Determining Age of Horses by Their Teeth

Thats about the only chart I could find that you could actually see everything (everything else was too small or something you had to buy)

I did find a bunch of written articles with no pictures.

I hope everything works out with your newest addition


----------



## NorthernMama (Mar 12, 2008)

From Wikipedia:​ http://en.wikipedia.org/wiki/Horse_teeth
OR
The Equine - Horse Directory -The Horse, Horses, Equestrian and Riding Information - Teeth

edited because the wikipedia copy and paste didn't work well...


----------



## barefoothooves (Sep 6, 2007)

Okay, if this worked, here's his teeth. Any guesses? I'm not usually buried in horse teeth, so I'm totally ignorant of this, unless it's noticing if they are in their twenties vs a 6 yr old. LOL


----------



## NorthernMama (Mar 12, 2008)

Those all look like milk teeth to my inexperienced eye. I'd put him at 2.


----------



## barefoothooves (Sep 6, 2007)

Thanks for the links, btw! I appreciate the legwork. 

Yes, hubby and I looked and thought he was 2 by the chart,so perhaps the original owner was truthful, about that, anyways. The gal that rescued him was just guessing he was older.

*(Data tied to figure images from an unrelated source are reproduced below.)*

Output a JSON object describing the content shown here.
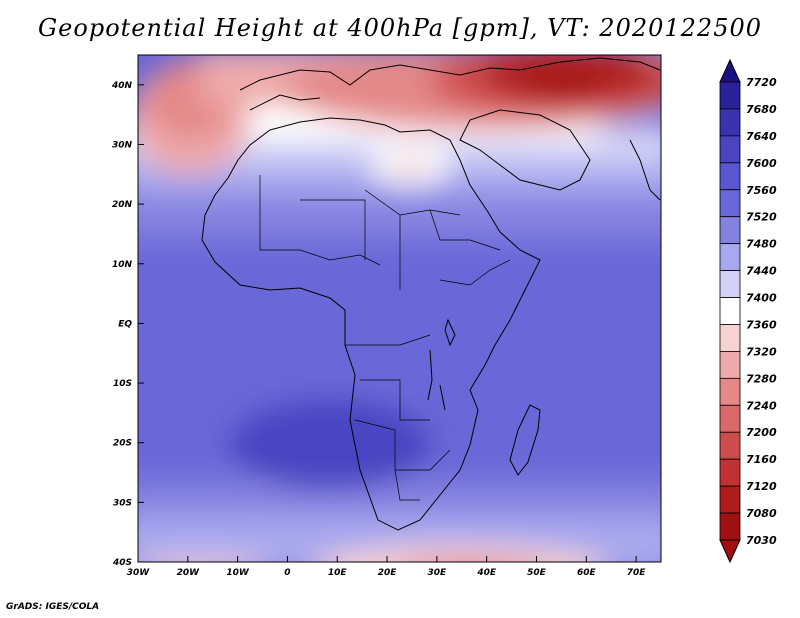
{
  "title": "Geopotential Height at 400hPa [gpm], VT: 2020122500",
  "footer": "GrADS: IGES/COLA",
  "axes": {
    "lat_labels": [
      "40N",
      "30N",
      "20N",
      "10N",
      "EQ",
      "10S",
      "20S",
      "30S",
      "40S"
    ],
    "lon_labels": [
      "30W",
      "20W",
      "10W",
      "0",
      "10E",
      "20E",
      "30E",
      "40E",
      "50E",
      "60E",
      "70E"
    ],
    "lon_range": [
      -30,
      75
    ],
    "lat_range": [
      -40,
      45
    ]
  },
  "colorbar": {
    "levels": [
      "7720",
      "7680",
      "7640",
      "7600",
      "7560",
      "7520",
      "7480",
      "7440",
      "7400",
      "7360",
      "7320",
      "7280",
      "7240",
      "7200",
      "7160",
      "7120",
      "7080",
      "7030"
    ],
    "colors": [
      "#1a1080",
      "#2a2298",
      "#3a32b0",
      "#4a44c2",
      "#5a56d0",
      "#6a68d8",
      "#8482e0",
      "#a8a8ee",
      "#d2d2f6",
      "#ffffff",
      "#f6d2d2",
      "#eeaaaa",
      "#e48888",
      "#da6a6a",
      "#cf4c4c",
      "#c23232",
      "#b01c1c",
      "#a01010"
    ]
  }
}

Thanks again. We'll see when the teethies start falling out,I guess. =)


----------



## minihorse927 (Aug 11, 2008)

from the experince I have with horse teeth, which is not much, just from seeing my own and a few others teeth, he looks like he still has all his milk teeth. I agree with what was said before


----------



## NorthernMama (Mar 12, 2008)

I wonder how much his lack of proper nutrition will delay his normal dental changes... I would err on the higher number for age if it becomes a question later on... but really, it would only be 6 months or so I'd think.


----------